Strategi Investasi Politik

Strategi Investasi Politik

Ruslan Ismail Mage (Direktur Eksekutif SIPIL INSTITUT)

 

Untuk sukses dalam industri politik, maka harus memahami dengan benar kerakteristik pasar demokrasi. Paling tidak ada empat kerakter dasar pasar demokrasi di Indonesia pasca reformasi. Pertama, pasar demokrasi selalu menganut paham kelasik “suara rakyat adalah suara Tuhan”. Kedua, harus memahami budaya (kebiasaan pemilih), meliputi tingkat emosi, etika dan komunikasi yang baik dalam kehidupan sosial kemasyarakatannya. Ketiga, harus memiliki kecerdasan intelektual dan kecerdasan spiritual. Kecerdasan intelektual dibutuhkan untuk menjadi politikus yang mampu mengkalkulasi peluang yang dimiliki. Sementra kecerdasan spiritual sangat dibutuhkan untuk menjadi politikus yang  bermoral. Keempat, harus memiliki setumpuk modal untuk berinvestasi dalam pasar demokrasi.

Dalam menjabarkan kerakter kedua dan ketiga di atas, politikus sekarang banyak mengalabui pasar demokrasi dengan mengadopsi teori Machiavelli yang mengatakan “politikus (penguasa) harus pintar hadup dalam kepura-puraan.” Pura-pura, empati, bermoral, sopan, santun,  pintar, bersih, dan berbudi luhur. Sementara kerakter keempat di atas adalah penentu kemenangan dalam persaingan tidak sehat di pasar demokrasi. Ketika terjadi anomali politik antara beberapa kelompok kepentingn, maka kelompok yang mempunyai nilai investasi lebih tinggi yang biasanya menjadi pemenang tender politik.

Kondisi Industri politik dalam pasar demokrasi yang cenderung berpihak kepada individu/kelompok yang memiliki modal lebih besar, bukan berarti menutup peluang individu/kelompok lain yang kurang memiliki modal untuk menjadi pemenang. Dari beberapa hasil pilkada menunjukan, ada juga kandidat yang tidak mengeluarkan banyak modal bisa menjadi pemenang. Disinilah dibutuhan kecerdasan intelektual seorang calon pemimpin untuk memahami strategi investsi, karena kalau tidak memahami kiat-kiat sukses berinvestasi dalam industri politik, maka berapa pun modal yang disiapkan tidak pernah akan cukup. Dalam industri politik, keluar masuknya modal sangat susah terdeteksi, karena banyak dana siluman yang berkeliaran.
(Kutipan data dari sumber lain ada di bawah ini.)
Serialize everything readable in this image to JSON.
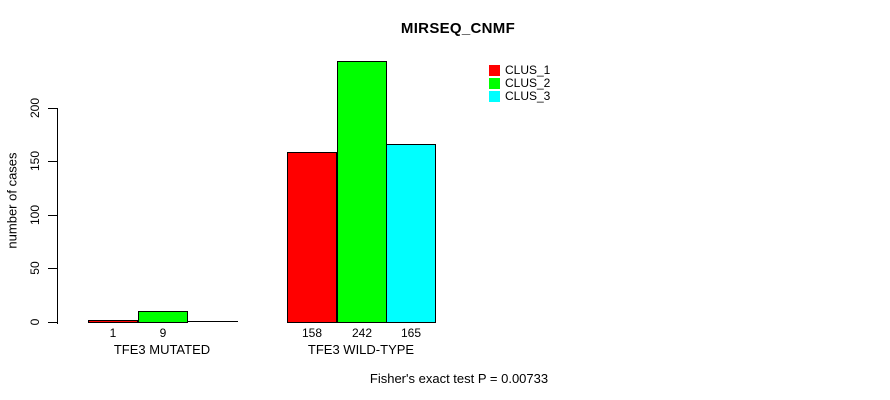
{
  "title": "MIRSEQ_CNMF",
  "y_axis": {
    "label": "number of cases"
  },
  "legend": {
    "items": [
      {
        "label": "CLUS_1",
        "color": "#ff0000"
      },
      {
        "label": "CLUS_2",
        "color": "#00ff00"
      },
      {
        "label": "CLUS_3",
        "color": "#00ffff"
      }
    ]
  },
  "footer": "Fisher's exact test P = 0.00733",
  "chart_data": {
    "type": "bar",
    "title": "MIRSEQ_CNMF",
    "xlabel": "",
    "ylabel": "number of cases",
    "categories": [
      "TFE3 MUTATED",
      "TFE3 WILD-TYPE"
    ],
    "series": [
      {
        "name": "CLUS_1",
        "color": "#ff0000",
        "values": [
          1,
          158
        ]
      },
      {
        "name": "CLUS_2",
        "color": "#00ff00",
        "values": [
          9,
          242
        ]
      },
      {
        "name": "CLUS_3",
        "color": "#00ffff",
        "values": [
          0,
          165
        ]
      }
    ],
    "bar_value_labels": [
      [
        "1",
        "9",
        ""
      ],
      [
        "158",
        "242",
        "165"
      ]
    ],
    "ylim": [
      0,
      200
    ],
    "y_ticks": [
      0,
      50,
      100,
      150,
      200
    ],
    "grid": false,
    "legend_position": "upper-right",
    "annotation": "Fisher's exact test P = 0.00733"
  }
}
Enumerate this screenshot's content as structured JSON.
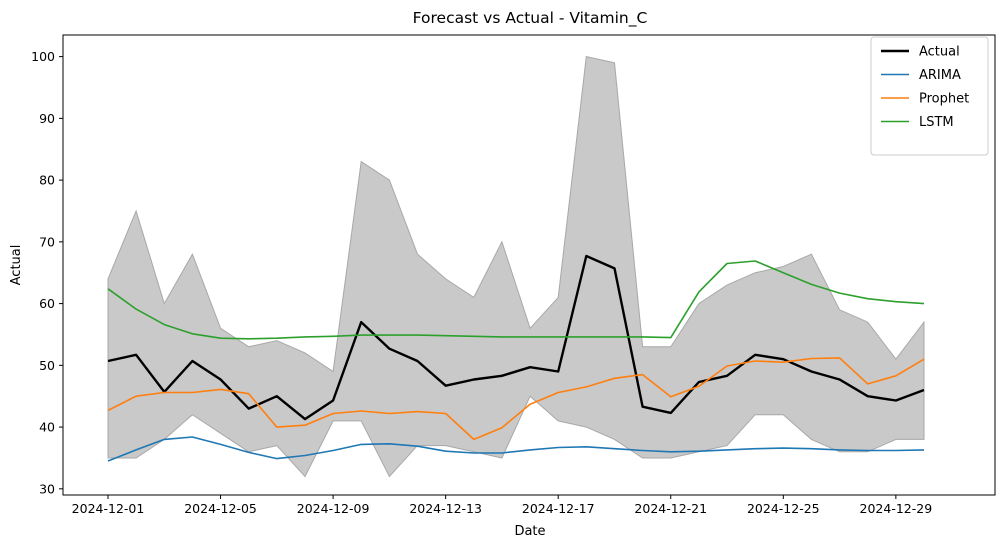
{
  "chart_data": {
    "type": "line",
    "title": "Forecast vs Actual - Vitamin_C",
    "xlabel": "Date",
    "ylabel": "Actual",
    "ylim": [
      29,
      103.5
    ],
    "yticks": [
      30,
      40,
      50,
      60,
      70,
      80,
      90,
      100
    ],
    "x": [
      "2024-12-01",
      "2024-12-02",
      "2024-12-03",
      "2024-12-04",
      "2024-12-05",
      "2024-12-06",
      "2024-12-07",
      "2024-12-08",
      "2024-12-09",
      "2024-12-10",
      "2024-12-11",
      "2024-12-12",
      "2024-12-13",
      "2024-12-14",
      "2024-12-15",
      "2024-12-16",
      "2024-12-17",
      "2024-12-18",
      "2024-12-19",
      "2024-12-20",
      "2024-12-21",
      "2024-12-22",
      "2024-12-23",
      "2024-12-24",
      "2024-12-25",
      "2024-12-26",
      "2024-12-27",
      "2024-12-28",
      "2024-12-29",
      "2024-12-30"
    ],
    "xticks": [
      "2024-12-01",
      "2024-12-05",
      "2024-12-09",
      "2024-12-13",
      "2024-12-17",
      "2024-12-21",
      "2024-12-25",
      "2024-12-29"
    ],
    "grid": false,
    "legend_position": "top-right",
    "band": {
      "lower": [
        35,
        35,
        38,
        42,
        39,
        36,
        37,
        32,
        41,
        41,
        32,
        37,
        37,
        36,
        35,
        45,
        41,
        40,
        38,
        35,
        35,
        36,
        37,
        42,
        42,
        38,
        36,
        36,
        38,
        38
      ],
      "upper": [
        64,
        75,
        60,
        68,
        56,
        53,
        54,
        52,
        49,
        83,
        80,
        68,
        64,
        61,
        70,
        56,
        61,
        100,
        99,
        53,
        53,
        60,
        63,
        65,
        66,
        68,
        59,
        57,
        51,
        57
      ],
      "color": "#c9c9c9"
    },
    "series": [
      {
        "name": "Actual",
        "color": "#000000",
        "values": [
          50.7,
          51.7,
          45.7,
          50.7,
          47.7,
          43.0,
          45.0,
          41.3,
          44.3,
          57.0,
          52.7,
          50.7,
          46.7,
          47.7,
          48.3,
          49.7,
          49.0,
          67.7,
          65.7,
          43.3,
          42.3,
          47.3,
          48.3,
          51.7,
          51.0,
          49.0,
          47.7,
          45.0,
          44.3,
          46.0
        ]
      },
      {
        "name": "ARIMA",
        "color": "#1f77b4",
        "values": [
          34.5,
          36.3,
          38.0,
          38.4,
          37.2,
          35.9,
          34.9,
          35.4,
          36.2,
          37.2,
          37.3,
          36.9,
          36.1,
          35.8,
          35.8,
          36.3,
          36.7,
          36.8,
          36.5,
          36.2,
          36.0,
          36.1,
          36.3,
          36.5,
          36.6,
          36.5,
          36.3,
          36.2,
          36.2,
          36.3
        ]
      },
      {
        "name": "Prophet",
        "color": "#ff7f0e",
        "values": [
          42.7,
          45.0,
          45.6,
          45.6,
          46.1,
          45.4,
          40.0,
          40.3,
          42.2,
          42.6,
          42.2,
          42.5,
          42.2,
          38.0,
          39.9,
          43.7,
          45.6,
          46.5,
          47.9,
          48.5,
          44.9,
          46.6,
          49.9,
          50.7,
          50.5,
          51.1,
          51.2,
          47.0,
          48.3,
          51.0
        ]
      },
      {
        "name": "LSTM",
        "color": "#2ca02c",
        "values": [
          62.4,
          59.1,
          56.6,
          55.1,
          54.4,
          54.3,
          54.4,
          54.6,
          54.7,
          54.9,
          54.9,
          54.9,
          54.8,
          54.7,
          54.6,
          54.6,
          54.6,
          54.6,
          54.6,
          54.6,
          54.5,
          61.9,
          66.5,
          66.9,
          65.0,
          63.1,
          61.7,
          60.8,
          60.3,
          60.0
        ]
      }
    ]
  }
}
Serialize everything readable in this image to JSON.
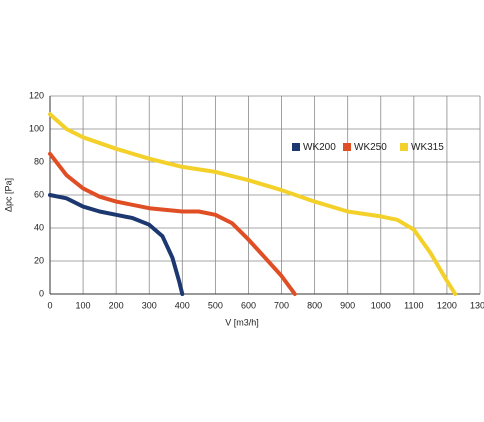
{
  "chart_data": {
    "type": "line",
    "xlabel": "V [m3/h]",
    "ylabel": "Δpc [Pa]",
    "xlim": [
      0,
      1300
    ],
    "ylim": [
      0,
      120
    ],
    "xticks": [
      0,
      100,
      200,
      300,
      400,
      500,
      600,
      700,
      800,
      900,
      1000,
      1100,
      1200,
      1300
    ],
    "yticks": [
      0,
      20,
      40,
      60,
      80,
      100,
      120
    ],
    "grid": true,
    "series": [
      {
        "name": "WK200",
        "color": "#1d3870",
        "x": [
          0,
          50,
          100,
          150,
          200,
          250,
          300,
          340,
          370,
          390,
          400
        ],
        "values": [
          60,
          58,
          53,
          50,
          48,
          46,
          42,
          35,
          22,
          8,
          0
        ]
      },
      {
        "name": "WK250",
        "color": "#e04e25",
        "x": [
          0,
          50,
          100,
          150,
          200,
          300,
          400,
          450,
          500,
          550,
          600,
          650,
          700,
          740
        ],
        "values": [
          85,
          72,
          64,
          59,
          56,
          52,
          50,
          50,
          48,
          43,
          33,
          22,
          11,
          0
        ]
      },
      {
        "name": "WK315",
        "color": "#f3d12a",
        "x": [
          0,
          50,
          100,
          200,
          300,
          400,
          500,
          600,
          700,
          800,
          900,
          1000,
          1050,
          1100,
          1150,
          1200,
          1225
        ],
        "values": [
          109,
          100,
          95,
          88,
          82,
          77,
          74,
          69,
          63,
          56,
          50,
          47,
          45,
          39,
          25,
          8,
          0
        ]
      }
    ]
  }
}
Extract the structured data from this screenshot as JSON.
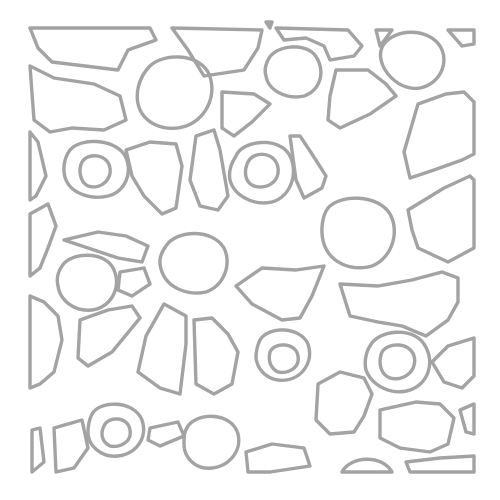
{
  "artwork": {
    "subject": "stencil-pattern",
    "colors": {
      "background": "#ffffff",
      "outline": "#a3a3a3"
    }
  }
}
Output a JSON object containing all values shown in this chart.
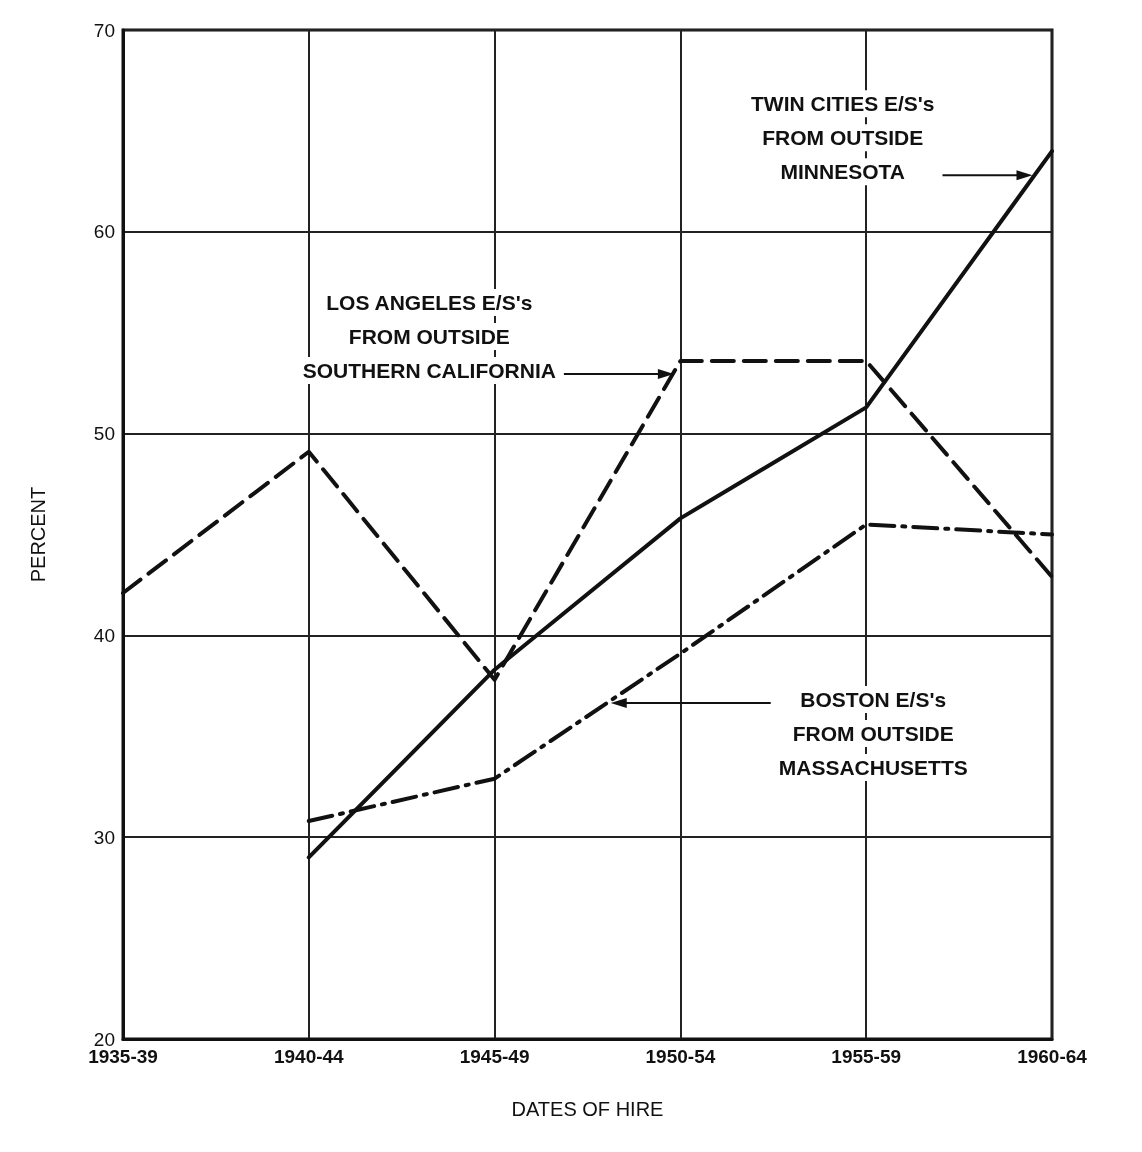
{
  "chart_data": {
    "type": "line",
    "xlabel": "DATES OF HIRE",
    "ylabel": "PERCENT",
    "categories": [
      "1935-39",
      "1940-44",
      "1945-49",
      "1950-54",
      "1955-59",
      "1960-64"
    ],
    "ylim": [
      20,
      70
    ],
    "yticks": [
      20,
      30,
      40,
      50,
      60,
      70
    ],
    "grid": true,
    "marker": "none",
    "series": [
      {
        "color": "#111111",
        "line_style": "solid",
        "values": [
          null,
          29,
          38.3,
          45.8,
          51.3,
          64
        ]
      },
      {
        "color": "#111111",
        "line_style": "dashed",
        "values": [
          42.1,
          49.1,
          37.8,
          53.6,
          53.6,
          42.9
        ]
      },
      {
        "color": "#111111",
        "line_style": "dashdot",
        "values": [
          null,
          30.8,
          32.9,
          39.1,
          45.5,
          45
        ]
      }
    ],
    "annotations": [
      "TWIN CITIES E/S's\nFROM OUTSIDE\nMINNESOTA",
      "LOS ANGELES E/S's\nFROM OUTSIDE\nSOUTHERN CALIFORNIA",
      "BOSTON E/S's\nFROM OUTSIDE\nMASSACHUSETTS"
    ]
  }
}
Berbeda dengan industri barang lainnya, aliran modal yang keluar masuk dapat tercatat dengan baik.

Dalam teori ekonomi dikenal tiga tahapan investasi berdasarkan jangka waktunya, yaitu investasi jangka pendek, investasi jangka menengah, dan investasi jangka panjang. Sementara dalam industri politik, nampaknya lebih tepat kalau hanya membagi dua tahapan investasi, yaitu investasi jangka pendek dan investasi jangka panjang. Kedua tahapan investasi ini masing-masing membutuhkan modal untuk menguasai pasar demokrasi.

Sebelum melakukan investasi dalam industri politik, langka pertama yang harus dilakukan adalah memahami kerakter utama pasar demokrasi yang menempatkan rakyat sebagai penentu kemenangan (suara rakyat adalah suara Tuhan). Artinya siapa yang berhasil meraih simpatik rakyat, itulah yang pasti menjadi pemenang. Hanya saja untuk meraih simpatik rakyat tidak semudah lagi yang diperkirakan, karena secara alami telah terjadi proses pencerdasan politik. Tidak cukup hanya mengandalkan modal dan popularitas, tetapi sudah masuk pada kerakter kedua dan ketiga demokrasi di atas, yaitu memahami budaya setempat, mempunyai etika dan komunikasi yang baik, serta dikukung oleh kecerdasan intelektual dan kecerdasan  spiritual. Untuk lebih jelasnya bagaimana kiat-kiat sukses berinvestasi dalam industri politik, berikut strateginya.

Pertama, kita memulai dari investasi politik jangka pendek. Dalam pasar demokrasi, yang dimasud investasi politik jangka pendek adalah investasi yang dilakukan secara mendadak oleh politikus yang mau bertarung dalam perebutan kekuasaan tanpa harus mengeluarkan keringat. Politikus dadakan ini muncul tiba-tiba karena didukung oleh faktor modal dari komunitas tertentu tanpa memiliki jaringan sosial di tengah masyarakat. Dengan setumpuk modal yang dimiliki, politikus jalangkung ini (datang tak diundang pergi tak diantar) mencoba ikut bertarung dalam perebutan kekuasaan dengan harapan suara rakyat dapat diarahkan kepadanya.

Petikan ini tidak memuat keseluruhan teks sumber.